Te pones solemne y dices: veo cuerpos como objetos y como herramienta de medición, aplicada sobre sí mismos y entre sí, y por suelos y paredes. Me vienen ecos de otros trabajos (Deep Space de James Batchelor), pero aquí hay algo más sutil, aquí hay la falla, hay la fisura no tratada de suturar entre el deseo de mover y el efecto del movimiento: levantar las cartas de los formatos y maneras prefabricadas con los que la espontaneidad resulta ser mentira. Algo falla: está «Off!» y no deja de fallar, aunque triunfe (porque va a triunfar).
¿Qué hacen? Hay mucha presentación y satisfacción, hay belleza. Exhibición, pose, tournée y regalía, mucha bobada majestuosa y una ironía secuaz.

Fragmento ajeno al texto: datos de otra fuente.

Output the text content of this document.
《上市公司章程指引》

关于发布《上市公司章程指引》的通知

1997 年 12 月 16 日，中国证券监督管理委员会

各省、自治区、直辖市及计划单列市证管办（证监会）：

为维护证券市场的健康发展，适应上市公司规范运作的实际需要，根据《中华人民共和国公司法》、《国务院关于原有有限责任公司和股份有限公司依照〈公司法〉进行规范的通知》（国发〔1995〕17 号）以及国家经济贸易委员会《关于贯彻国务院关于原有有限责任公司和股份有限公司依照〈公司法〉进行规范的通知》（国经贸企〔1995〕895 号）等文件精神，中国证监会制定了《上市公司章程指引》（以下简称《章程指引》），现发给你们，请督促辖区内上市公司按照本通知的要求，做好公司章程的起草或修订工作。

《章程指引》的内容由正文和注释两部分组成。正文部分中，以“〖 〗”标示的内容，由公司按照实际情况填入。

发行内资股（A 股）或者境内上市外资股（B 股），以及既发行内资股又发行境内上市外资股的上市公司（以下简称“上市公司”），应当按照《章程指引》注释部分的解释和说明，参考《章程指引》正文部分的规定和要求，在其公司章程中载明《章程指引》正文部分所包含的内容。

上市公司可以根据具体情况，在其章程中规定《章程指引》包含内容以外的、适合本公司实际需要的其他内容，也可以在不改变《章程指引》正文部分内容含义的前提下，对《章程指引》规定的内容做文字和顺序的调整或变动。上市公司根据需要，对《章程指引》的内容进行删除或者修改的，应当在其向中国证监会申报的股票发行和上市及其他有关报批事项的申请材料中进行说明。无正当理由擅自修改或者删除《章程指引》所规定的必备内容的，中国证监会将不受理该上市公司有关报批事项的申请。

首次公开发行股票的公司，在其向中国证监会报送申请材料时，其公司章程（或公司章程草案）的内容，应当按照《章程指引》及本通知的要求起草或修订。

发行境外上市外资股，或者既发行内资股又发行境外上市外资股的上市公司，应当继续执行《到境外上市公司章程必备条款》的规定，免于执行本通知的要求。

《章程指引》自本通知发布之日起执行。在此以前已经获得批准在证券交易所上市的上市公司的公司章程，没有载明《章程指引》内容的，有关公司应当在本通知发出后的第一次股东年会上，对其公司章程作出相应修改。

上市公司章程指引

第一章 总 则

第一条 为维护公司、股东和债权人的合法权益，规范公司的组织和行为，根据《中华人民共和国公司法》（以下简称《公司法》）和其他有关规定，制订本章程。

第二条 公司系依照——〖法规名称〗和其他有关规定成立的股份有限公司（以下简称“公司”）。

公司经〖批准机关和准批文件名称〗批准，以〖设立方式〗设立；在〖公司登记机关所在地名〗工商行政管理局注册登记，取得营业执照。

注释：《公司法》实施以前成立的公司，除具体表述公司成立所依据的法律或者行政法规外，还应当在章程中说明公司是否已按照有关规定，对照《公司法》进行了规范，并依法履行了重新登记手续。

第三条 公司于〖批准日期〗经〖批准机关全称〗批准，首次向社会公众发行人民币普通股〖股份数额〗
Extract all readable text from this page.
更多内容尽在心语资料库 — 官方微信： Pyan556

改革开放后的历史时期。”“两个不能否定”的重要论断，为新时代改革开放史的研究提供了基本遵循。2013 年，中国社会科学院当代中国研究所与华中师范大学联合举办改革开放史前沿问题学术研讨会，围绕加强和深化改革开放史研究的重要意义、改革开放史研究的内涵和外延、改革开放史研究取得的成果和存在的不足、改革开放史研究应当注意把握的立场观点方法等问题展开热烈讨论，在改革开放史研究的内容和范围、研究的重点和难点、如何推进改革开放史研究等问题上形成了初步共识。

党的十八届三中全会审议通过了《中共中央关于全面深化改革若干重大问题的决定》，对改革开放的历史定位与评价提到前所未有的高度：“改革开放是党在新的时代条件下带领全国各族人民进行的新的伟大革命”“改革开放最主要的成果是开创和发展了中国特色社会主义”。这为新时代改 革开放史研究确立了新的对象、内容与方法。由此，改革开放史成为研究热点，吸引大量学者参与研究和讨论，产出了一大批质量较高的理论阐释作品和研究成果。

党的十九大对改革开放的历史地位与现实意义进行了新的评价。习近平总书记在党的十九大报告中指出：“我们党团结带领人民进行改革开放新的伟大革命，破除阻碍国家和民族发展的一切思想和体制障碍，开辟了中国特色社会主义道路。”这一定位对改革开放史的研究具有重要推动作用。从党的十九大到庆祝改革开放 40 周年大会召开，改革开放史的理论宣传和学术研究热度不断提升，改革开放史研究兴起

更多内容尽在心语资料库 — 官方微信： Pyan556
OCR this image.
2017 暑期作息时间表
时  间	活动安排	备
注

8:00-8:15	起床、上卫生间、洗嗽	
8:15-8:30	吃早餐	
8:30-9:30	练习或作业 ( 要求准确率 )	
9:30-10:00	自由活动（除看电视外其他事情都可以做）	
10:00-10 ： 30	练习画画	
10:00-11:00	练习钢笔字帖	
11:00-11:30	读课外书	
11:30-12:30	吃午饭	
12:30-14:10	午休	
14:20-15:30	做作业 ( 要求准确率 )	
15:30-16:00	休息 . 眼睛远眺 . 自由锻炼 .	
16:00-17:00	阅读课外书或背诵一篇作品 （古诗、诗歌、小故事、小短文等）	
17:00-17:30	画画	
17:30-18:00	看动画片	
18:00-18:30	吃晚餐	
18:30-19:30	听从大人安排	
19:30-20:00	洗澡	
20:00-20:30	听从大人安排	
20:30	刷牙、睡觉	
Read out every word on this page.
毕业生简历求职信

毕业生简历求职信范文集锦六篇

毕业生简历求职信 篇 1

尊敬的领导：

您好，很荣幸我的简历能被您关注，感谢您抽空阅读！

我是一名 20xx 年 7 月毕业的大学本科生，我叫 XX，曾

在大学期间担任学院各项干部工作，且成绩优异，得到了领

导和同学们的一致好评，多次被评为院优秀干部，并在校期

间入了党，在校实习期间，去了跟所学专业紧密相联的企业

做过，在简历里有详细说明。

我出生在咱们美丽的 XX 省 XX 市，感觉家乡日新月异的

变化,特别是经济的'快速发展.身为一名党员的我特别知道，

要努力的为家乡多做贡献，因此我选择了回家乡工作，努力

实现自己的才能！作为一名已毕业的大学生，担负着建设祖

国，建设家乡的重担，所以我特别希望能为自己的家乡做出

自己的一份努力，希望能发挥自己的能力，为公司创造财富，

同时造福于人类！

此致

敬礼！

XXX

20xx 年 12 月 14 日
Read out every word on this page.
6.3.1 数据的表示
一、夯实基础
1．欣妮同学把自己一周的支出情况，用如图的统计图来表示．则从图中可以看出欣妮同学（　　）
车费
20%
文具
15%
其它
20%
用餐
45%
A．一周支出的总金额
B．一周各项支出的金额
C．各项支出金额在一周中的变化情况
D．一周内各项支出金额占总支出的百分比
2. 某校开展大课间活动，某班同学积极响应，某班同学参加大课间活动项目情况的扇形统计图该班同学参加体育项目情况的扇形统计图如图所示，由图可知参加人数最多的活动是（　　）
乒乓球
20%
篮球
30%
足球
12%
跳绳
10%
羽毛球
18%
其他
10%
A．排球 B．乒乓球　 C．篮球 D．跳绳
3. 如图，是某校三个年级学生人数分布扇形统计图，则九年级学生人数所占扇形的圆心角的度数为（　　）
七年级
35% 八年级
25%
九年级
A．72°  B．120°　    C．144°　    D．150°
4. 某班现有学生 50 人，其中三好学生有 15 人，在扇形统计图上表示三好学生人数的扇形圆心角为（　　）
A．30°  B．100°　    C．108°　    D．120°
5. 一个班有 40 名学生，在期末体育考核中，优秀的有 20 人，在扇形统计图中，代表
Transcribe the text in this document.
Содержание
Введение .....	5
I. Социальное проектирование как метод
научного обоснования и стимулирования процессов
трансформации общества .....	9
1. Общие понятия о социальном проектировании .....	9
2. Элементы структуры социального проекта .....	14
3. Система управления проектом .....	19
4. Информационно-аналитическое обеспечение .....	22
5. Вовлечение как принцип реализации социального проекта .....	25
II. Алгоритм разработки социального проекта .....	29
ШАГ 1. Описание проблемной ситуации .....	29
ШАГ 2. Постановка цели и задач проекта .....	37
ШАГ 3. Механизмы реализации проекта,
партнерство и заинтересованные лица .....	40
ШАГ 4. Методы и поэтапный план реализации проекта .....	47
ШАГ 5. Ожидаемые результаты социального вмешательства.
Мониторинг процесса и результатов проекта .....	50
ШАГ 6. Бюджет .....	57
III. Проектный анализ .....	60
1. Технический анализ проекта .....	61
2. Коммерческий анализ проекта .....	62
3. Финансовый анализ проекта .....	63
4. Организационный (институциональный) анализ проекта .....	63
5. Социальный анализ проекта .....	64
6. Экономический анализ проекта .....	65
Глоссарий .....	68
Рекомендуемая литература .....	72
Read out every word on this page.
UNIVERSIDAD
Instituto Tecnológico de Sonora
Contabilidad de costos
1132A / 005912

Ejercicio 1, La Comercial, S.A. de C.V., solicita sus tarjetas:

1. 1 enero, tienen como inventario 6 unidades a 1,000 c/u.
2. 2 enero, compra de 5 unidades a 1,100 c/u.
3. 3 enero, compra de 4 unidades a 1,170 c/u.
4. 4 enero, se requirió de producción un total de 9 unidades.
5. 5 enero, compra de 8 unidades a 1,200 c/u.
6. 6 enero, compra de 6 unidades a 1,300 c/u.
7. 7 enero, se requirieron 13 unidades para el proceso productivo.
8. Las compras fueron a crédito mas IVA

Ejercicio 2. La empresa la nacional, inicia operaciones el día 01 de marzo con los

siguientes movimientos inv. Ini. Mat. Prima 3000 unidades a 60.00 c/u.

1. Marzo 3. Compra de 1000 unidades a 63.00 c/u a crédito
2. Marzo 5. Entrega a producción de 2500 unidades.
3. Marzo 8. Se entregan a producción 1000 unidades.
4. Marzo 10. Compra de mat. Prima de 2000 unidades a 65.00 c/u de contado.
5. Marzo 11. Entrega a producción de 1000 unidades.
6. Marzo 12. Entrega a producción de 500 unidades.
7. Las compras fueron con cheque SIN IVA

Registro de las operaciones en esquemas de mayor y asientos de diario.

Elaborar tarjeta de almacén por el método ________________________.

Tiniebla orgullosamente hortera, wigs-off, descarada pero no deshecha, chic, gustosa de mirar y difícil de describir. Veo el Floss y el Nae Nae y quizá el Gwara Gwara, bailes con nombre, células de danza, paquetes, coreo-moléculas, palabras, coreos listas para el microondas, unidades mínimas de información cinética (si hay «fonemas» y hay «lexemas», ¿diremos «coreonemas» alguna vez?). Bailes del Fortnite, de Tik Tok, coreos on repeat, el baile como virus y como basura, como tráfico de contrabando, como fómite y vector de riesgo, infección homologada que se puede utilizar y que utilizan para bailar.
Me da un ataque limpio de risa. Une bailarine zanca el escenario en cuclillas, ordeñando ubres imaginarias, «Milking the cow!» anuncia un poco para sí y un poco para el público. Recuerdo a B-boy Silver, estrella valenciana del break patrio, arquetipo del flipao en el mejorcísimo sentido, añadiendo efectos sonoros a sus pasos, «fuuush», «poh…», «shhha» y a veces, incluso, descripciones («¡powermove!», «freestyle…») o juicios («¡Vende todo, vende todo!», «El Madrid me debería pagar por esto»). Decir lo que se baila, comunicar por partida doble: hacer y clamar, como un pokémon su nombre o un personaje de shonen sus técnicas, es decir, didáctica simultánea de la propia acción. Audiodescripción. Una falla y una distancia: esto es lo que hay y esto es lo que estoy haciendo y tú lo estás viendo. Más autoironía y más descaro y más barullo compinche de asumidas torpeza e imprevisibilidad.
¿Qué es lo que va a pasar? Una pieza a la vez austera y festiva. Hay mucha celebración. Cuadro tras cuadro: sincro, portés, house, raves, abrazos a las paredes y amor al descontrol. Es muy ligera y se acaba, como si hubiera pasado lo que tenía que pasar. El conjuro ha funcionado, se te ha pegado el neón, te brilla la piel y qué bien. Nos vamos del patio suaves, suaves, pianissimo el corazón, a la noche cerrada y brillante que afuera continua.